Der Satz geht so: „Die im Laufe der sechziger Jahre mehrfach neu aufgelegte Wirtschaftsreform kränkelt am Widerspruch zwischen Effizienzwunsch und Kontrollanspruch der Herrschenden, bleibt letztlich inkonsequent.“
L-IZ-Leser werden dem jüngst in der Besprechung zu Cordia Schlegelmilchs Buch „Eine Stadt erzählt die Wende“ begegnet sein. Auch den Wurzenern war 1990 noch allzu gut bewusst, dass die DDR-Wirtschaft bis 1972 relativ gut funktionierte. Was eben nichts mit dem 1963 beschlossenen „Neues Ökonomische System der Planung und Leitung“ (NÖSPL) zu tun hatte, sondern damit, dass dieser dritte Versuch der SED, die private Wirtschaft zu enteignen und die Wirtschaft immer stärker zentral zu leiten, nicht wirklich funktionierte. Bis 1972 gab es noch hunderte mittelständischer Unternehmen im Osten, die mit Kreativität und Unternehmergeist weiter hochwertige Produkte für den Alltag produzierten.
Bis heute fehlt eindeutig das große Buch zur Analyse der DDR-Wirtschaft. Dafür sind sich die meisten Ökonomen und Statistiker augenscheinlich zu fein. Wahrscheinlich würde man dann sehr deutlich sehen, was die von Erich Honecker 1972 ausgelöste letzte Enteignungswelle für diesen Mittelstand bedeutete. Sie radierte nämlich das Wettbewerbsdenken endgültig aus der Ökonomie der DDR. Ab jetzt wurde nur noch produziert, was die Plankommission in Berlin vorgab, Ressourcen wurden umgelenkt, Selbstständigkeit der Betriebsleiter regelrecht erstickt. Und den Nackenschlag bekam die DDR-Wirtschaft dann 1981 mit der Bildung der Riesen-Kombinate, die überhaupt nicht mehr zu steuern waren.
Als wäre die DDR ein großes Experiment gewesen, mit dem man zeigen wollte was passiert, wenn man menschlichen Ehrgeiz, Wettbewerbsdenken und Eigeninitiative völlig aus dem Wirtschaftsleben entfernt. Genau daran ist die DDR gescheitert und wäre sie auch dann gescheitert, wenn 1989 niemand die Mauer geöffnet hätte.
Und was hat das mit der Gegenwart zu tun?

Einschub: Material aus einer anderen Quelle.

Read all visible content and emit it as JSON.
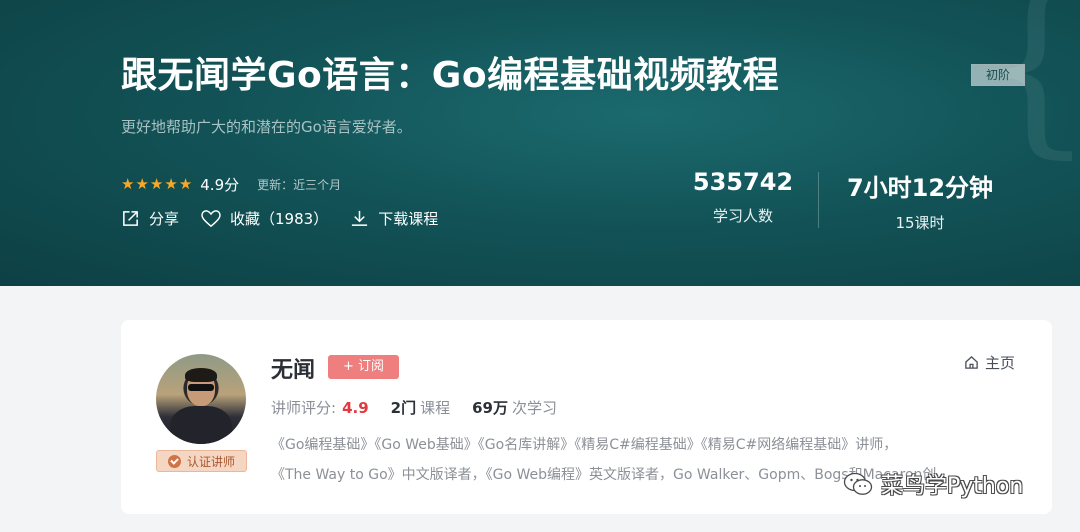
{
  "course": {
    "title": "跟无闻学Go语言：Go编程基础视频教程",
    "level": "初阶",
    "subtitle": "更好地帮助广大的和潜在的Go语言爱好者。",
    "rating": {
      "stars": 5,
      "score": "4.9分",
      "update": "更新：近三个月"
    },
    "actions": {
      "share": "分享",
      "favorite": "收藏（1983）",
      "download": "下载课程"
    },
    "stats": [
      {
        "value": "535742",
        "label": "学习人数"
      },
      {
        "value": "7小时12分钟",
        "label": "15课时"
      }
    ]
  },
  "teacher": {
    "name": "无闻",
    "subscribe": "+ 订阅",
    "home": "主页",
    "cert": "认证讲师",
    "rating_label": "讲师评分:",
    "rating_value": "4.9",
    "courses_num": "2门",
    "courses_label": "课程",
    "learn_num": "69万",
    "learn_label": "次学习",
    "bio_line1": "《Go编程基础》《Go Web基础》《Go名库讲解》《精易C#编程基础》《精易C#网络编程基础》讲师，",
    "bio_line2": "《The Way to Go》中文版译者，《Go Web编程》英文版译者，Go Walker、Gopm、Bogs和Macaron创"
  },
  "watermark": {
    "text": "菜鸟学Python",
    "icon": "wechat-icon"
  },
  "colors": {
    "hero": "#125357",
    "star": "#f7a829",
    "subscribe": "#ef7e7e",
    "rating": "#e0393e"
  }
}
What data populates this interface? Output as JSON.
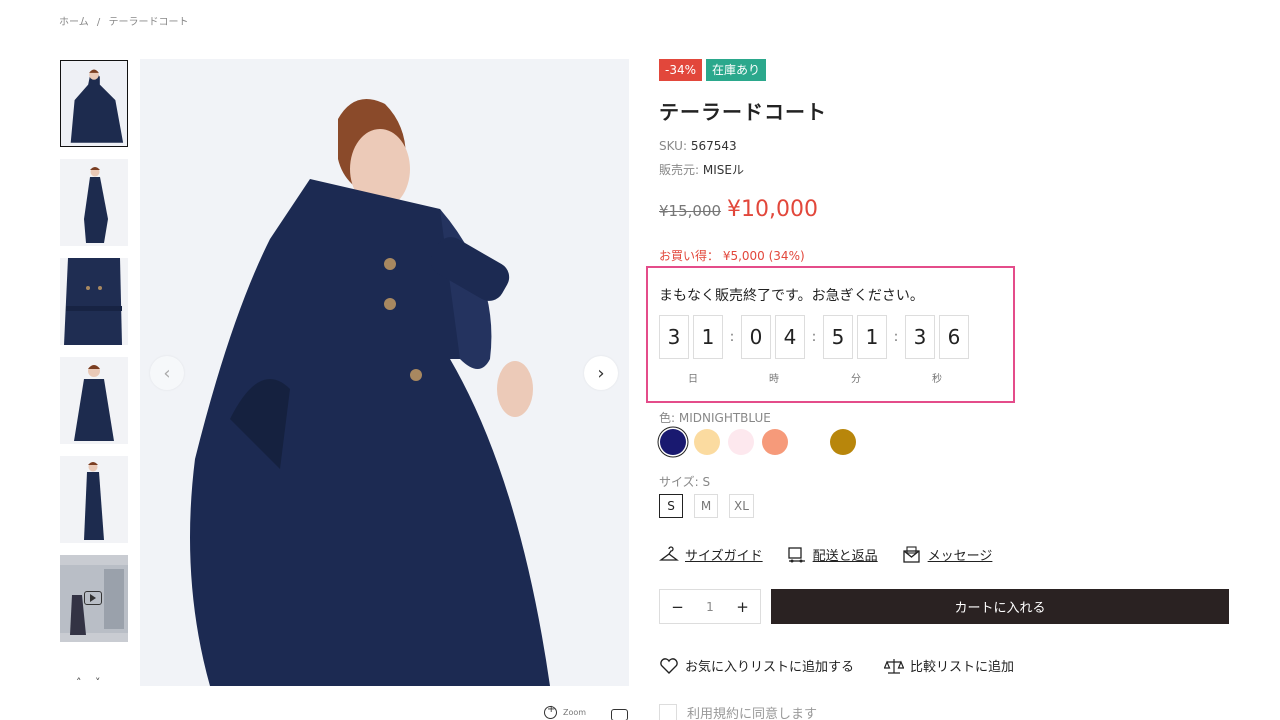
{
  "breadcrumb": {
    "home": "ホーム",
    "sep": "/",
    "current": "テーラードコート"
  },
  "gallery": {
    "thumbnails": [
      "coat-front-open",
      "coat-side",
      "coat-belt-detail",
      "coat-double-breasted",
      "coat-full-length",
      "coat-video"
    ],
    "thumb_nav_up": "˄",
    "thumb_nav_down": "˅",
    "prev_icon": "‹",
    "next_icon": "›",
    "zoom_label": "Zoom"
  },
  "product": {
    "badge_sale": "-34%",
    "badge_stock": "在庫あり",
    "title": "テーラードコート",
    "sku_label": "SKU:",
    "sku_value": "567543",
    "vendor_label": "販売元:",
    "vendor_value": "MISEル",
    "old_price": "¥15,000",
    "new_price": "¥10,000",
    "savings": "お買い得： ¥5,000 (34%)"
  },
  "countdown": {
    "message": "まもなく販売終了です。お急ぎください。",
    "days": [
      "3",
      "1"
    ],
    "hours": [
      "0",
      "4"
    ],
    "minutes": [
      "5",
      "1"
    ],
    "seconds": [
      "3",
      "6"
    ],
    "separator": ":",
    "unit_days": "日",
    "unit_hours": "時",
    "unit_minutes": "分",
    "unit_seconds": "秒"
  },
  "color": {
    "label": "色:",
    "selected": "MIDNIGHTBLUE",
    "swatches": [
      "#191970",
      "#fbdba0",
      "#fde8ee",
      "#f69a7a",
      "#ffffff",
      "#b8860b"
    ]
  },
  "size": {
    "label": "サイズ:",
    "selected": "S",
    "options": [
      "S",
      "M",
      "XL"
    ]
  },
  "links": {
    "size_guide": "サイズガイド",
    "shipping": "配送と返品",
    "message": "メッセージ"
  },
  "cart": {
    "minus": "−",
    "quantity": "1",
    "plus": "+",
    "add_label": "カートに入れる"
  },
  "wishlist_label": "お気に入りリストに追加する",
  "compare_label": "比較リストに追加",
  "terms_label": "利用規約に同意します"
}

Dieses Denken ist leider nicht tot. Schon gar nicht in Sachsen. Die Angst vor echtem Wettbewerb sitzt tief. Auch die vor dem politischen Wettbewerb, der immer auch einer um die klügsten wirtschaftlichen Lösungen ist. Und so findet man auch in der Politik der sächsischen Regierung das alte, bürokratische Misstrauen, den von Lucas Böhme erwähnten Kontrollanspruch. Er versteckt sich nur. Niemand wird vortreten und eine zentrale Lenkung der Industriebetriebe in Sachsen fordern.

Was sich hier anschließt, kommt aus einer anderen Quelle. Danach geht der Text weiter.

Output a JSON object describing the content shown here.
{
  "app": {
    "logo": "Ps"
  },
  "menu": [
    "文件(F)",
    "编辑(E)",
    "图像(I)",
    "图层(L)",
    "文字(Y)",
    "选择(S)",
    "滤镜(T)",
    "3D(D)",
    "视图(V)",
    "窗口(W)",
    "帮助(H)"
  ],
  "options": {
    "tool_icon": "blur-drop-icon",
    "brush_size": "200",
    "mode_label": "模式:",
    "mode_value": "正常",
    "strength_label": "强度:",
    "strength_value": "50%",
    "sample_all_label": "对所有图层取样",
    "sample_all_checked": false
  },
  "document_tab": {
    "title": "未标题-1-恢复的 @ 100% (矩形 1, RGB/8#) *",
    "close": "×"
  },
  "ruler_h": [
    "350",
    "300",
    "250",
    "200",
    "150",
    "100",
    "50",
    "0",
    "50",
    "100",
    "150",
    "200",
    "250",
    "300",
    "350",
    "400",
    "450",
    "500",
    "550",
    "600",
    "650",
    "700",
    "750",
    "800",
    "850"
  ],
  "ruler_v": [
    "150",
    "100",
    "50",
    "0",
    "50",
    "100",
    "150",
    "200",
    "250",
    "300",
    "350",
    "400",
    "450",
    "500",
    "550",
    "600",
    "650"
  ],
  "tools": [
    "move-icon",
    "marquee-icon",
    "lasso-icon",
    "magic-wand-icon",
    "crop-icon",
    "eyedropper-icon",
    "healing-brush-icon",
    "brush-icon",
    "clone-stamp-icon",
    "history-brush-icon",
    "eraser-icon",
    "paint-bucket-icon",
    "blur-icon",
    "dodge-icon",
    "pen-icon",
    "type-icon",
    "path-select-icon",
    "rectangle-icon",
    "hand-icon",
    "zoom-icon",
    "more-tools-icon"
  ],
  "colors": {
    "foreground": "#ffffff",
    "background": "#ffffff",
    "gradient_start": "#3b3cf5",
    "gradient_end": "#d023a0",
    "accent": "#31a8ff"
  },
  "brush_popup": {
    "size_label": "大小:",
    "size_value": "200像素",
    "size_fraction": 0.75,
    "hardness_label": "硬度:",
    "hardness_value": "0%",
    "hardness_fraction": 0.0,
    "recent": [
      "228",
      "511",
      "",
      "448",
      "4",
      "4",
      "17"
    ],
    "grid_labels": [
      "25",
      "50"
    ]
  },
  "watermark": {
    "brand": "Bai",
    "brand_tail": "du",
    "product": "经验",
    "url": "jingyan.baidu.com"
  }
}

Aber dieser Kontrollzwang steckt auch im ganz normalen Umgang mit Geld. Geld, von dem eigentlich genug da ist, um Sachsens Kommunen genau die Spielräume zu geben, die sie brauchen, um ihrer Gemeinde endlich wieder so ein Grundgefühl zu geben: „Wir können unsere Probleme aus eigener Kraft lösen.“
Stattdessen stecken hunderte Gemeinden in fast derselben Gefühlslage, wie sie für die letzten DDR-Jahre typisch war: „Es geht nichts mehr.“ Man ist völlig von der Gnade von oben abhängig, wenn das Dorf überhaupt groß genug ist, mal die Aufmerksamkeit der „höheren Instanzen“ auf sich zu ziehen. Ohnmacht hat auch viel mit Geld und finanziellen Handlungsfreiräumen zu tun, mit der Möglichkeit, selbst entscheiden zu können (nicht nur teilzuhaben).

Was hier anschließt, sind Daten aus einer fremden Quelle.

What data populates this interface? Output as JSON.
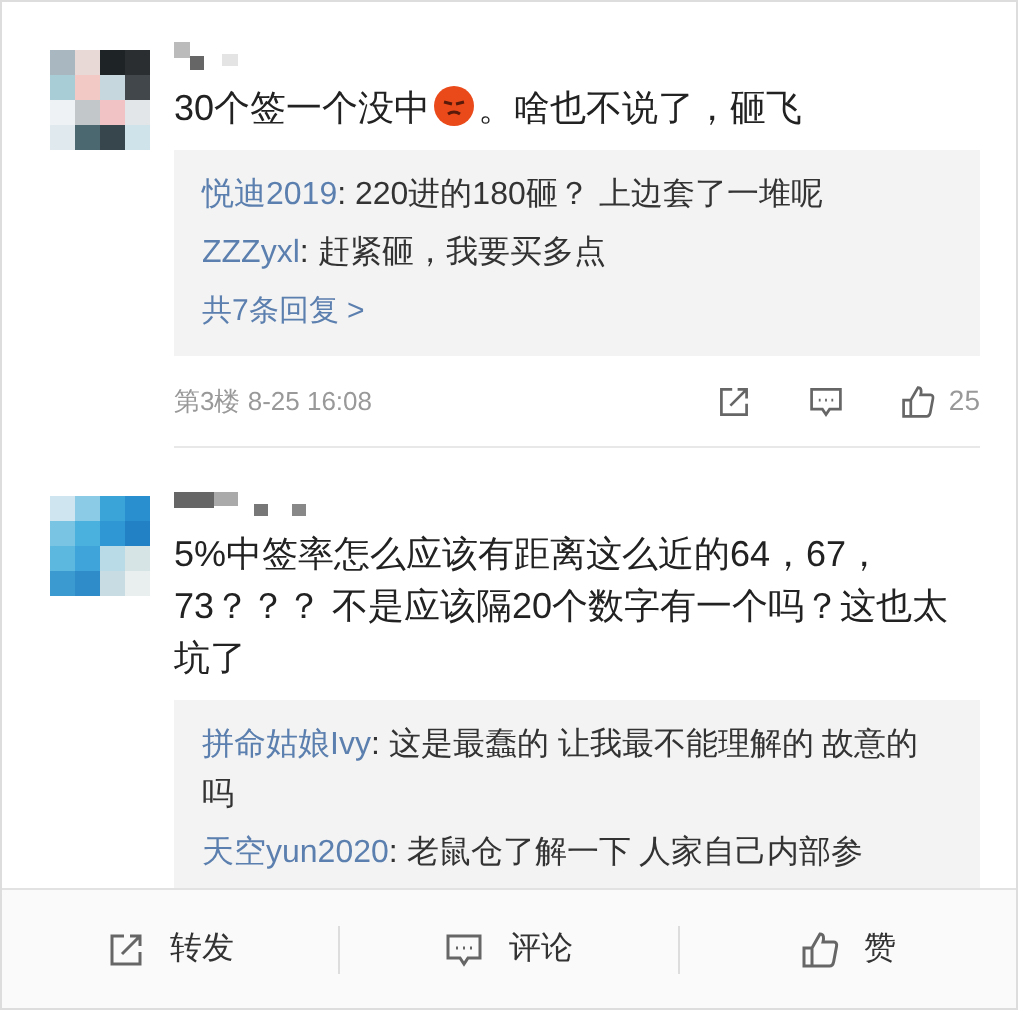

In der DDR wurde das gern mit dem Lenin-Spruch bemäntelt: „Vertrauen ist gut, Kontrolle ist besser.“
Ein Spruch, der das Misstrauen impliziert. Und man muss sich nicht lange mit der sächsischen Förderpolitik beschäftigen um zu sehen, wie tief dieses Leninsche Denken in der Verwaltungsbürokratie verankert ist. Jedes einzelne Förderverfahren ist so mit dem offenkundigen Misstrauen in die Antragsteller (in der Regel Städte, Gemeinden, Landkreise …) durchsetzt, dass die Gelder nur mit monatelangen Prüfvorgängen ins Bewilligungsverfahren kommen oder die Hürden so hoch sind, dass die Gelder gar nicht abgerufen werden können.
Da braucht man den jeweiligen Finanz- und Innenministern keine Nähe zu Leninschem Gedankengut unterstellen. Diese Art Denken ist Teil von Machtpolitik. Wer die Bedingungen kontrolliert, unter denen ganz normale Steuergelder dahin fließen, wo sie gebraucht werden, bestimmt über Wohl und Wehe, macht sich Freunde und Unterstützer – oder verärgert sie auch. Geldpolitik ist Machtpolitik. Sie schafft ein Machtgefälle.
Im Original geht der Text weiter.